Por otro lado, un problema mayúsculo es la deuda externa. La refinanciación de la deuda privada en 2020 resultó muy costosa para el país, pues si bien es cierto que se mejoraron las condiciones respecto a la deuda adquirida por Mauricio Macri y se despejaron los vencimientos inmediatos (evitando caer en default), las tasas, plazos y montos comprometidos constituyen una carga demasiado pesada para los próximos 20 años (especialmente a partir de 2028), que empujarán a los sectores populares hacia más pobreza y desocupación. Aun así, del otro lado de la vereda los bonistas quedaron insatisfechos con la reestructuración, pues los bonos argentinos no cotizaron al alza tras el canje, por lo que se espera que presionen al FMI para imponer al país un plan económico de ajuste ortodoxo que eleve el precio de los bonos en el mercado secundario y de paso garantice los pagos de deuda a partir de 2025. En ese sentido, ahora mismo el asunto pasa por la deuda con los organismos internacionales: el Club de París (U$S 2.800 millones) y el Fondo Monetario (U$S 44.000 millones), con vencimientos muy próximos que, con independencia de la intención, son impagables (U$S 3.500 M en 2021, U$S 18.000 M en 2022 y U$S 19.000 M en 2023). Al respecto, ya declaró Alberto Fernández que pagará el total de la deuda y pide para ello una reestructuración con 4 años de gracia (sin pagos) y un plazo de 10 o 20 años para devolver la totalidad del crédito tomado por Macri. Ni por asomo piensan en cuestionar el endeudamiento por cómo fue realizado -en forma ilegal, ilegítima y odiosa- y por los efectos que tendrá sobre nuestros hombros.

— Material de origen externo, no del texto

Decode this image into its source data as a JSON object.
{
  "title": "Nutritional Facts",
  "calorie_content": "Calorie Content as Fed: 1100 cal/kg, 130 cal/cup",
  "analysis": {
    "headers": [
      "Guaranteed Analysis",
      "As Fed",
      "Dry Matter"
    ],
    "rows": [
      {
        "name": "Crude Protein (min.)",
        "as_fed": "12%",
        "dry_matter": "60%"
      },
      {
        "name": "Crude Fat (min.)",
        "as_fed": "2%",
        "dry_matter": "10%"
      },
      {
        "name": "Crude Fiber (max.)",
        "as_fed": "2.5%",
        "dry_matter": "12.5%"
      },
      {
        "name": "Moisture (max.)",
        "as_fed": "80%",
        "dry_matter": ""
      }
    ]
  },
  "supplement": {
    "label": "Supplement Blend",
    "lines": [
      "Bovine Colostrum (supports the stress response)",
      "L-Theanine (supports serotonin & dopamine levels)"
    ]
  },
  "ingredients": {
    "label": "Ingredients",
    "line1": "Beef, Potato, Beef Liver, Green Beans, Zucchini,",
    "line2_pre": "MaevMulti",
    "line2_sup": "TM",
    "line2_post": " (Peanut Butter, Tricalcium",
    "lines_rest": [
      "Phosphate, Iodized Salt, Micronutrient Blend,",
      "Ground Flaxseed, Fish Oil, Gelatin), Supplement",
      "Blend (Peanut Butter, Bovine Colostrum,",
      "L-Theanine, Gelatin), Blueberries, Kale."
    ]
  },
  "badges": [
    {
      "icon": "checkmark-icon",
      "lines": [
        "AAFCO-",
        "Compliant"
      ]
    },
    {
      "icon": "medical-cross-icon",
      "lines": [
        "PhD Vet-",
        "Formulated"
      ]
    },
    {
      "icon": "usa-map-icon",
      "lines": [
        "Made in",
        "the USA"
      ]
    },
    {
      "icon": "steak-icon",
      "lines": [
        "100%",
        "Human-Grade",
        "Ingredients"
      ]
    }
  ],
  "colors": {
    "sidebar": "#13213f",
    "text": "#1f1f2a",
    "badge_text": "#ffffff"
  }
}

En síntesis, estamos ante una economía inflacionaria donde pierden los asalariados, jubilados y desocupados, con una tasa de pobreza en 45% (66% en menores de edad), los estragos de la desocupación y los bajos salarios, con una deuda externa que condiciona toda posibilidad de desarrollo y un grupo de grandes capitales obteniendo ganancias extraordinarias. Este combo es una hipoteca para el futuro de toda una generación, condenada a vivir bajo la presión de una economía organizada en función de las ganancias de unos pocos y no de las necesidades de las mayorías. No es el único camino, otra salida es posible, justa y necesaria: suspender los pagos de la deuda, nacionalizar el sistema bancario, los recursos estratégicos y el comercio exterior, como parte de un plan de emergencia centrado en el inmediato bienestar social y económico del pueblo.